Bu bölümde Türkmenlerin, Irak’taki varlığı tarihsel süreç çerçevesinde anlatılmış ve Kerkük’ün Türkmenler için neden önemli olduğuna dair bilgiler verilmiştir. Bu çerçevede Türkmenlerin Irak topraklarına geliş süreci ve Kerkük’ün demografik yapısı üzerine bir takım veriler paylaşılmıştır. Türkmenlerin Irak siyasi tarihi içerisindeki konumuna da değinilmeye çalışılmış ve krallık dönemindeki faaliyetleri incelenmiştir. Kerkük’ün kimlik yapısına etnik olarak değil kültürel bağlamda bakılmaya çalışılmıştır. Türkmenlerin Irak’ta maruz kaldığı katliamlara değinilmiş, kültürel güvenlik perspektifinde değerlendirmelerde bulunulmuştur. Irak’ta Türkmenler, petrol açısından zengin bölgelerde yaşamaktadırlar. 14 Temmuz 1959 yılında Kerkük’te Türkmenlere karşı yapılan katliamda, Kerkük’teki zengin petrol yataklarının önemli rolünün olduğu düşünülmektedir.

27

İKİNCİ BÖLÜM

YAZILI KAYNAKLARDA 14 TEMMUZ 1959 ÖNCESİ

GELİŞMELER VE KERKÜK KATLİAMI

Irak, her ne kadar 1932 yılında bağımsızlığını ilan etmiş bir ülke olsa da İngiltere’nin etkisi altından kurtulamamıştır. Ekonomi ve siyaset yönetiminin bağımsız olmayışı Irak’ta birçok kesim tarafından eleştirilmiştir. Tükettiği ürünlerin çoğunu dışardan ithal eden Irak yoksul bir ülke sayılmaktadır (Polk, 2007: 8). Irak’ta petrol rezervlerinin bulunması güzel bir gelişme olarak nitelendirilse de kötü sonuçlarının olduğu gerçeği bir tarafa bırakılmamalıdır. Bu şekildeki ekonomik ve etnik nedenler Irak iç siyasetini de karıştırmaktadır. Uluslararası konjonktürün de önemli olduğu dönemde iki kutuplu dünyadaki Soğuk Savaş’ın Irak’ı nasıl etkilediği üzerine değerlendirmelerde bulunulacaktır. Dönemin uluslararası konjonktürüne değinilmeden sadece Irak’ın iç dinamikleri ile olayları değerlendirmek yetersiz kalacaktır. Özellikle Kerkük’teki zengin petrol yatakları bölge üzerinde planların yapılmasına neden olmaktadır. İkinci bölümde Irak’ın cumhuriyet dönemine değinilecek ve uluslararası konjonktür üzerinde durulacaktır. Soğuk Savaş dönemi, İkinci Dünya Savaşı’nın bitimiyle başlayıp SSCB’nin dağılımıyla birlikte sona eren 45 yıllık bir süreçtir. İki kutuplu olarak nitelendirilen bu dönemde bir kutupta ABD, diğer kutupta ise SSCB yer almaktadır. Bu iki ayrı kutupta yer alan ülkeler arasındaki ilişkilerin iyi olduğu söylenemez.

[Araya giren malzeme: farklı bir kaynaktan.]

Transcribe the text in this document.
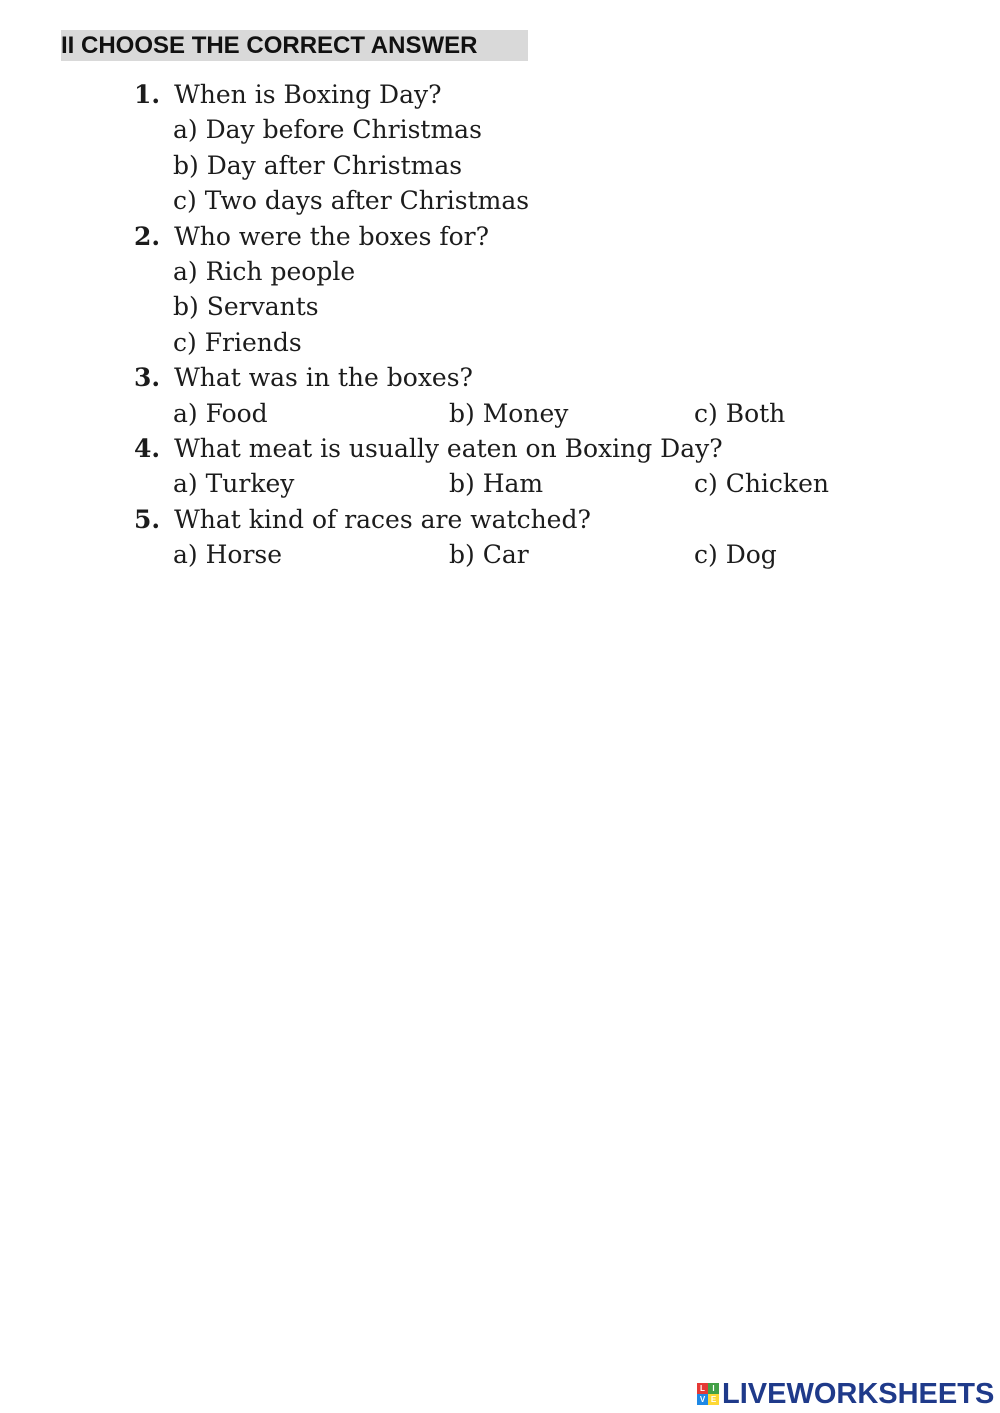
II CHOOSE THE CORRECT ANSWER
1. When is Boxing Day?
a) Day before Christmas
b) Day after Christmas
c) Two days after Christmas
2. Who were the boxes for?
a) Rich people
b) Servants
c) Friends
3. What was in the boxes?
a) Food	b) Money	c) Both
4. What meat is usually eaten on Boxing Day?
a) Turkey	b) Ham	c) Chicken
5. What kind of races are watched?
a) Horse	b) Car	c) Dog
L I
V E LIVEWORKSHEETS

1959 katliamı ile devletlerin bölgesel mücadelesi arasında bir ilişki olasılığı yüksek görülmektedir. Özellikle SSCB’nin Orta Doğu coğrafyasında etkisini göstermesi bölgedeki komünist yapılanmaların da önünü açmıştır. Türkiye ve Irak Türkmenlerinin komünizm ile uzak ilişkisi üzerinden analiz yapmak mümkün olabilecektir.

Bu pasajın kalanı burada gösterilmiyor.